Even in the friendliest light I've got a face like a pummelled potato.

There's not a day goes by without I wake up feeling like I've been yanked straight out of the cold, hard earth, with a fizzog that shows the results: blemished, bruised, pulled up by the roots.

It was never my intention to pass as a walking, talking tuberous lookalike, but then you have to deal with what you're given. I try to. So that's a regime of regular exercise; eating basically only foods that nurture the skin and cherish the epidermis (Guys, I'm still waiting); and deluging my innards with water. If I drink any more water than I already do, then I'm amphibious. Nevertheless it all pats down a few rough edges and smooths some of the hard surfaces; a daily bout with Body Shop's moisturiser for men does what it valiantly can as well.

But I don't help myself with my affinity for accidental self-harm. No Sir, whatever the good works of Nutrition and Fitness might do, I am busily undoing: I scar myself shaving (always a favourite. If you ever see someone on the central line with contusions and cuts on his face and neck, looking like he's had a night with a polecat, then it's me); or as this afternoon, I blindly walk into the corner of a concrete buttress, conveniently placed at exactly my head height (how did the architect know?); so for the past few hours, I've been sporting a cartoon sized bruise on my forehead that looks like a half open, blackened third eye. There is no head height wall or ceiling left in central London that I have not had intimate cranial contact with. None.

Then I get bitten. How or when, I've no idea, just that I do. And, of course, it always has to be somewhere high profile. Plenty of space to choose, but invariably they stick to the old favourites: my nose, ear, something visible. Why if I'm going to get bitten by some carnivorous invertebrate with wings cannot it not be somewhere so conspicuous.
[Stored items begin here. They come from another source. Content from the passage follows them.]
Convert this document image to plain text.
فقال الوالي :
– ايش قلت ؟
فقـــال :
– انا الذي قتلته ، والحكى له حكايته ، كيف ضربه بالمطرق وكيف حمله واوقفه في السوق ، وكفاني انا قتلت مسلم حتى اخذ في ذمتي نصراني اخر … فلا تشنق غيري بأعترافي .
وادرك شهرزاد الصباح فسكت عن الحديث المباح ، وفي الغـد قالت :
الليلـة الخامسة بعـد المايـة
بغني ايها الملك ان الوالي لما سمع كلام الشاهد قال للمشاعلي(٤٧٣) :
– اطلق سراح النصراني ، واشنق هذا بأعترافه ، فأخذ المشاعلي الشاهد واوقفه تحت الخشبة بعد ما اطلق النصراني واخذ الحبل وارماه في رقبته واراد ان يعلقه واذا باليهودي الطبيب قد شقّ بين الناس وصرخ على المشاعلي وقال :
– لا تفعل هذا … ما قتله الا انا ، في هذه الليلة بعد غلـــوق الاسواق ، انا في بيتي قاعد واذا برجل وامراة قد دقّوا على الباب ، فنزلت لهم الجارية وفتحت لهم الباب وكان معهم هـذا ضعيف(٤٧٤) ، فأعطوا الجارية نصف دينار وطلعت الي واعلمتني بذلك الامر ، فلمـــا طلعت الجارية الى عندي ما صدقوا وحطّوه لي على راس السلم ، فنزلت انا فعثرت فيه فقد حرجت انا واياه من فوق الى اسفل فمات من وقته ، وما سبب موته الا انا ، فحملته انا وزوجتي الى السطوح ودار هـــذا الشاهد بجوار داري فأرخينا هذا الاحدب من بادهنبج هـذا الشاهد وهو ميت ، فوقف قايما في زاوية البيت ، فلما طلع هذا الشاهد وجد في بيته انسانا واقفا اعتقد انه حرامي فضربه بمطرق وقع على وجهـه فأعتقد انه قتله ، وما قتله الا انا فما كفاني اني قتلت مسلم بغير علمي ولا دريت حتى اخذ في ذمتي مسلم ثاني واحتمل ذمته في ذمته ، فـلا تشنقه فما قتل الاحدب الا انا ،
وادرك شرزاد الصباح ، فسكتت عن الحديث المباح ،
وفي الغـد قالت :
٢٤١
Days ago, for whatever bloodsucking reason it had, something took a chunk out of my cheek. I've been walking the streets of London since then with a blood red weal that looks like the aftermath of a nail gun attack, that only now is starting to lose it's lurid colour. Less vermilion, more glistening pink ham.

I want to have a normal face, not be part of Mount Rushmore come to life, Mr Potatohead comes to town. What's a boy to do?